Building a new corporate culture: Hewlett-Packard

Area Development Site and Facility Planning, May 2000

Profit is derived from the coincidence of e-services, appliances, and infrastructure, with the correct company culture essential to growth and performance.

I believe we are at a critical juncture in the Net. The Net has spawned thousands of IPOs; it has created huge market cap; it has made many companies very successful. It has caused many other companies to question their whole value proposition.

Despite all of that, the Net hasn't lived up to its hype. I believe the challenge for our industry now at the dawn of the new millennium is this: Either the Net remains elite, remains the purview of the technology geeks or it becomes pervasive, intimate, friendly, useful. The challenge is about the culture in our companies as we wrestle with what's next on the Net.

A New Culture

I believe that for companies to succeed in this new era, to really fulfill the promise of the Net, they must build a new culture. And I believe that new culture has to be based on three very fundamental things:

1 First, it must be a company of radical ideas, one that knows how to incubate ideas and encourages creative solutions to all kinds of problems.

2 Second, I think this culture requires inventiveness, and inventiveness is really about the spirit and the capabilities to take those radical ideas and execute them flawlessly and quickly.

3 Finally, this very important cultural shift requires synthesis, balance.

Three years ago when the Net really started, we lived in an either/or world. You were either a dot.com or a brick-and-mortar company. The truth is, I think both the dot.coms and the brick-and-mortar companies are learning from each other. And it is the companies that balance those two things that will be successful.

Think about what dot.coms are doing today: talking about those things that used to be Old Guard talk, missioncritical systems. And the brick-and-mortar companies have moved beyond the recognition of websites and started to talk about the recognition that the Net is really about any kind of information, anywhere, useful to anyone.

Service-Driven

Of course, there's more to this story.
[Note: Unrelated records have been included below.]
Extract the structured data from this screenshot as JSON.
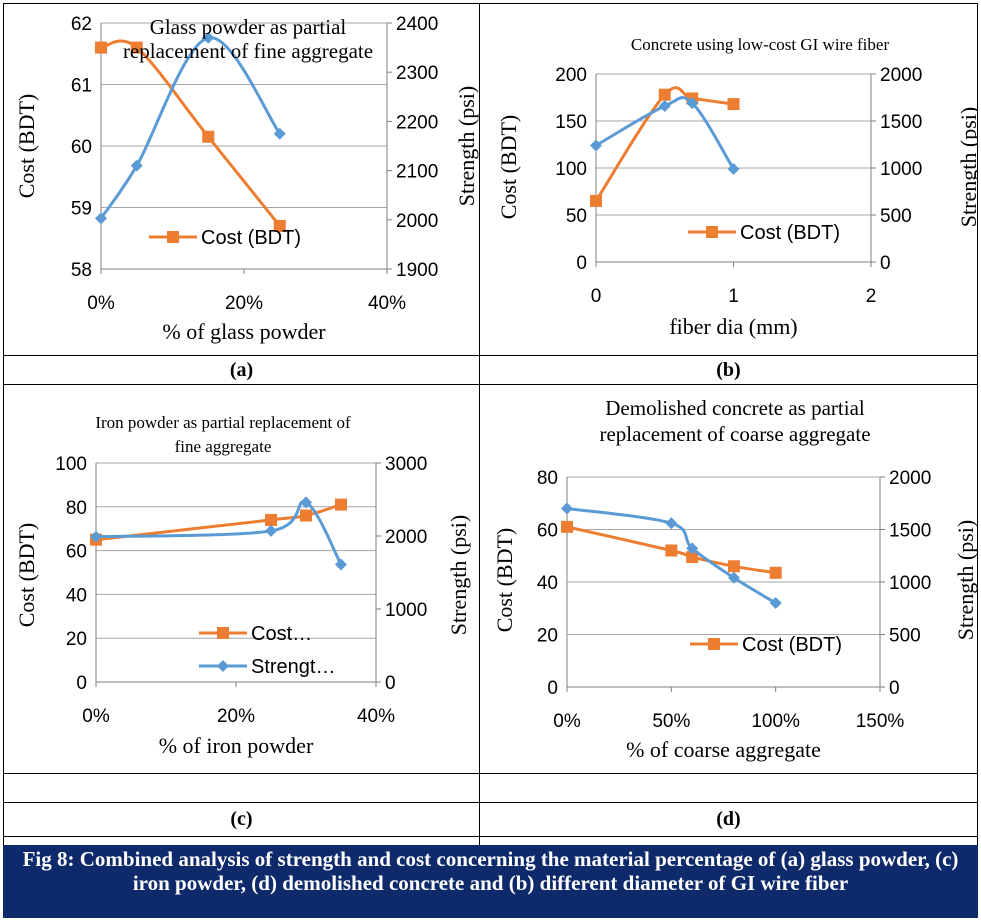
{
  "panels": [
    {
      "id": "a",
      "label": "(a)",
      "chart_data": {
        "type": "line",
        "title": "Glass powder as partial replacement of fine aggregate",
        "xlabel": "% of glass powder",
        "ylabel": "Cost (BDT)",
        "y2label": "Strength (psi)",
        "xlim": [
          0,
          40
        ],
        "x_ticks": [
          "0%",
          "20%",
          "40%"
        ],
        "x_tick_values": [
          0,
          20,
          40
        ],
        "ylim": [
          58,
          62
        ],
        "y_ticks": [
          "58",
          "59",
          "60",
          "61",
          "62"
        ],
        "y_tick_values": [
          58,
          59,
          60,
          61,
          62
        ],
        "y2lim": [
          1900,
          2400
        ],
        "y2_ticks": [
          "1900",
          "2000",
          "2100",
          "2200",
          "2300",
          "2400"
        ],
        "y2_tick_values": [
          1900,
          2000,
          2100,
          2200,
          2300,
          2400
        ],
        "grid": true,
        "legend": [
          "Cost (BDT)"
        ],
        "series": [
          {
            "name": "Cost (BDT)",
            "axis": "left",
            "color": "#ed7d31",
            "marker": "square",
            "x": [
              0,
              5,
              15,
              25
            ],
            "values": [
              61.6,
              61.6,
              60.15,
              58.7
            ]
          },
          {
            "axis": "right",
            "color": "#5b9bd5",
            "marker": "diamond",
            "x": [
              0,
              5,
              15,
              25
            ],
            "values": [
              2003,
              2110,
              2370,
              2175
            ]
          }
        ]
      }
    },
    {
      "id": "b",
      "label": "(b)",
      "chart_data": {
        "type": "line",
        "title": "Concrete using low-cost GI wire fiber",
        "xlabel": "fiber dia (mm)",
        "ylabel": "Cost (BDT)",
        "y2label": "Strength (psi)",
        "xlim": [
          0,
          2
        ],
        "x_ticks": [
          "0",
          "1",
          "2"
        ],
        "x_tick_values": [
          0,
          1,
          2
        ],
        "ylim": [
          0,
          200
        ],
        "y_ticks": [
          "0",
          "50",
          "100",
          "150",
          "200"
        ],
        "y_tick_values": [
          0,
          50,
          100,
          150,
          200
        ],
        "y2lim": [
          0,
          2000
        ],
        "y2_ticks": [
          "0",
          "500",
          "1000",
          "1500",
          "2000"
        ],
        "y2_tick_values": [
          0,
          500,
          1000,
          1500,
          2000
        ],
        "grid": true,
        "legend": [
          "Cost (BDT)"
        ],
        "series": [
          {
            "name": "Cost (BDT)",
            "axis": "left",
            "color": "#ed7d31",
            "marker": "square",
            "x": [
              0,
              0.5,
              0.7,
              1.0
            ],
            "values": [
              65,
              178,
              174,
              168
            ]
          },
          {
            "axis": "right",
            "color": "#5b9bd5",
            "marker": "diamond",
            "x": [
              0,
              0.5,
              0.7,
              1.0
            ],
            "values": [
              1240,
              1660,
              1690,
              990
            ]
          }
        ]
      }
    },
    {
      "id": "c",
      "label": "(c)",
      "chart_data": {
        "type": "line",
        "title": "Iron powder as partial replacement of fine aggregate",
        "xlabel": "% of iron powder",
        "ylabel": "Cost (BDT)",
        "y2label": "Strength (psi)",
        "xlim": [
          0,
          40
        ],
        "x_ticks": [
          "0%",
          "20%",
          "40%"
        ],
        "x_tick_values": [
          0,
          20,
          40
        ],
        "ylim": [
          0,
          100
        ],
        "y_ticks": [
          "0",
          "20",
          "40",
          "60",
          "80",
          "100"
        ],
        "y_tick_values": [
          0,
          20,
          40,
          60,
          80,
          100
        ],
        "y2lim": [
          0,
          3000
        ],
        "y2_ticks": [
          "0",
          "1000",
          "2000",
          "3000"
        ],
        "y2_tick_values": [
          0,
          1000,
          2000,
          3000
        ],
        "grid": true,
        "legend": [
          "Cost…",
          "Strengt…"
        ],
        "series": [
          {
            "name": "Cost…",
            "axis": "left",
            "color": "#ed7d31",
            "marker": "square",
            "x": [
              0,
              25,
              30,
              35
            ],
            "values": [
              65,
              74,
              76,
              81
            ]
          },
          {
            "name": "Strengt…",
            "axis": "right",
            "color": "#5b9bd5",
            "marker": "diamond",
            "x": [
              0,
              25,
              30,
              35
            ],
            "values": [
              1990,
              2070,
              2460,
              1610
            ]
          }
        ]
      }
    },
    {
      "id": "d",
      "label": "(d)",
      "chart_data": {
        "type": "line",
        "title": "Demolished concrete as partial replacement of coarse aggregate",
        "xlabel": "% of coarse aggregate",
        "ylabel": "Cost (BDT)",
        "y2label": "Strength (psi)",
        "xlim": [
          0,
          150
        ],
        "x_ticks": [
          "0%",
          "50%",
          "100%",
          "150%"
        ],
        "x_tick_values": [
          0,
          50,
          100,
          150
        ],
        "ylim": [
          0,
          80
        ],
        "y_ticks": [
          "0",
          "20",
          "40",
          "60",
          "80"
        ],
        "y_tick_values": [
          0,
          20,
          40,
          60,
          80
        ],
        "y2lim": [
          0,
          2000
        ],
        "y2_ticks": [
          "0",
          "500",
          "1000",
          "1500",
          "2000"
        ],
        "y2_tick_values": [
          0,
          500,
          1000,
          1500,
          2000
        ],
        "grid": true,
        "legend": [
          "Cost (BDT)"
        ],
        "series": [
          {
            "name": "Cost (BDT)",
            "axis": "left",
            "color": "#ed7d31",
            "marker": "square",
            "x": [
              0,
              50,
              60,
              80,
              100
            ],
            "values": [
              61,
              52,
              49.5,
              46,
              43.5
            ]
          },
          {
            "axis": "right",
            "color": "#5b9bd5",
            "marker": "diamond",
            "x": [
              0,
              50,
              60,
              80,
              100
            ],
            "values": [
              1700,
              1560,
              1320,
              1040,
              800
            ]
          }
        ]
      }
    }
  ],
  "caption": "Fig 8: Combined analysis of strength and cost concerning the material percentage of (a) glass powder, (c) iron powder, (d) demolished concrete and (b) different diameter of GI wire fiber"
}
No matter what kind of company you are, profit is going to be driven by services. And I believe that this is the end of the pure product era. Products become much more useful when they're surrounded by service.

Automotive dealers are beginning to understand that the car is a platform for delivering services. Whether those services are in-car navigation, emergency roadside, or telecom, the car has become a product for delivering services. It is through the combination of the product and the service that revenue and profit are being made.
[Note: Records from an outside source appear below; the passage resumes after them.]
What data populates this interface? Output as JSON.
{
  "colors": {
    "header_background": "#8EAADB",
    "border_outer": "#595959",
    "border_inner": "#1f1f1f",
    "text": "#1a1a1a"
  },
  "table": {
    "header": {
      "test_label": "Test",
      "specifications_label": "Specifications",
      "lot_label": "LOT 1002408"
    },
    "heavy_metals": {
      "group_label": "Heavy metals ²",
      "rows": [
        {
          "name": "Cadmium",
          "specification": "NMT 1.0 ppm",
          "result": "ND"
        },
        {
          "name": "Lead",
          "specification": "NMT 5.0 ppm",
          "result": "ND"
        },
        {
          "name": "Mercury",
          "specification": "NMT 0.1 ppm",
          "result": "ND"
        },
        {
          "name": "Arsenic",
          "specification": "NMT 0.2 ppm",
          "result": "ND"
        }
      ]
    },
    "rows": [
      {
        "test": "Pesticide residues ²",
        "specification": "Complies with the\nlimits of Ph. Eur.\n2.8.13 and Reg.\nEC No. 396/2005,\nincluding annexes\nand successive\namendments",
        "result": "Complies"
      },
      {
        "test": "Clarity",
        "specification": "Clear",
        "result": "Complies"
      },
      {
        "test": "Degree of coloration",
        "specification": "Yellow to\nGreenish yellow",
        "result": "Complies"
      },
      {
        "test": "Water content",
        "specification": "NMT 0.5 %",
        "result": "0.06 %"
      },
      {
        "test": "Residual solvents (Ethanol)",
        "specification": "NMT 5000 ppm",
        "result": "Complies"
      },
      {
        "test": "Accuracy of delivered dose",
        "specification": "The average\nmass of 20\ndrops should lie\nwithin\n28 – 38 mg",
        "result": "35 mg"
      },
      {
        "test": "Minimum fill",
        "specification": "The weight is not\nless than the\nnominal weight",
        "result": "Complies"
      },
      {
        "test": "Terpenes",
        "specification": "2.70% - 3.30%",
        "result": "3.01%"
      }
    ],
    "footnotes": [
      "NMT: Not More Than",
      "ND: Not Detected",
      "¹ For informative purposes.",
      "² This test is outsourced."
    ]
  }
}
All over the world, corporations are starting to think about turning processes into digital services. These companies are realizing that services drive the customer experience, as well as the fact that the money and the profit are there. The challenge is to think about how to make money from e-services: which to create, where to deliver them, what ecosystems of services to join.

Three Vectors

We need to broaden our frame of reference, because I think this new opportunity is about the intersection of three important vectors. The first is the one we've just been talking about: eservices. Our Internet strategy now revolves around creating and delivering services over the Net. And this is about much more than websites; it is about delivering Internet services to devices. What we're all about now at HewlettPackard [HP] is helping new business models be created, as well as inventing the technologies that support those business models.

In particular, HP E-Speak is a remarkable software technology that is at the heart of our belief that anything can be turned into a service for revenue and profit. E-Speak makes it possible to create, request, and locate any service on the Net from any device. It is a universal translator, if you will.
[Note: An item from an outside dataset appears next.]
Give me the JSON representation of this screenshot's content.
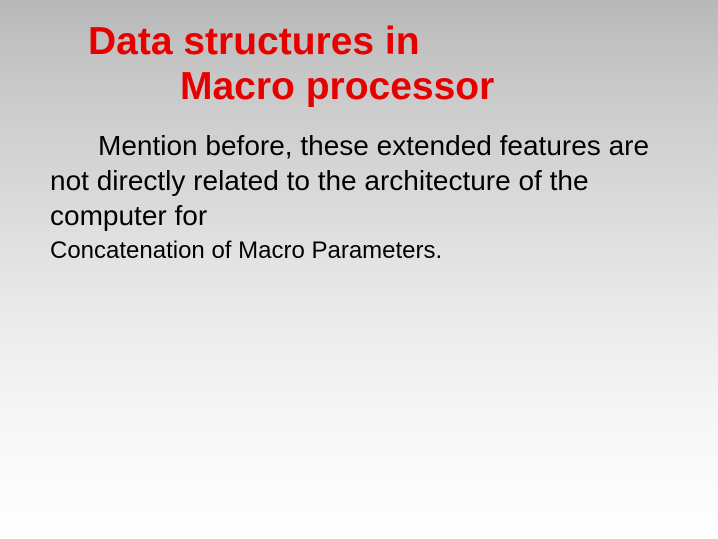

The second vector is appliances. I think appliances will proliferate. Yes, we'll continue to have the PCs and yes, we'll have PDAs [personal digital assistants], cell phones, and pagers. But now everything that has a microchip in it can become a device; connected to the Web, it will be an information appliance. And these devices will be very large, e.g., a megavideotron in a football stadium, or as small as a few molecules thick, if HP researchers have their way.

The third vector is infrastructure. Think about the requirements for an infrastructure that has to support billions of devices, trillions of transactions. It has to be always on, always available, always reliable, always secure. Fifteen years ago, HP Labs called this "pervasive computing," then the computing utility. And we have been building infrastructure based on open systems and standards with this vision in mind: as available as oxygen, as reliable as the sun and the moon, as invisible as radio waves, because that's what's required to support billions of devices and trillions of transactions.

Vector Intersection

Now, we talk about those three vectors - services, appliances, infrastructure - but the problem is that most of us in this industry only think about one vector at once. That's why consumers and businesses haven't gotten all that they want out of the Net. Profiting requires us to pull back and focus on the intersection of all three vectors, and to create solutions for customers across all those vectors.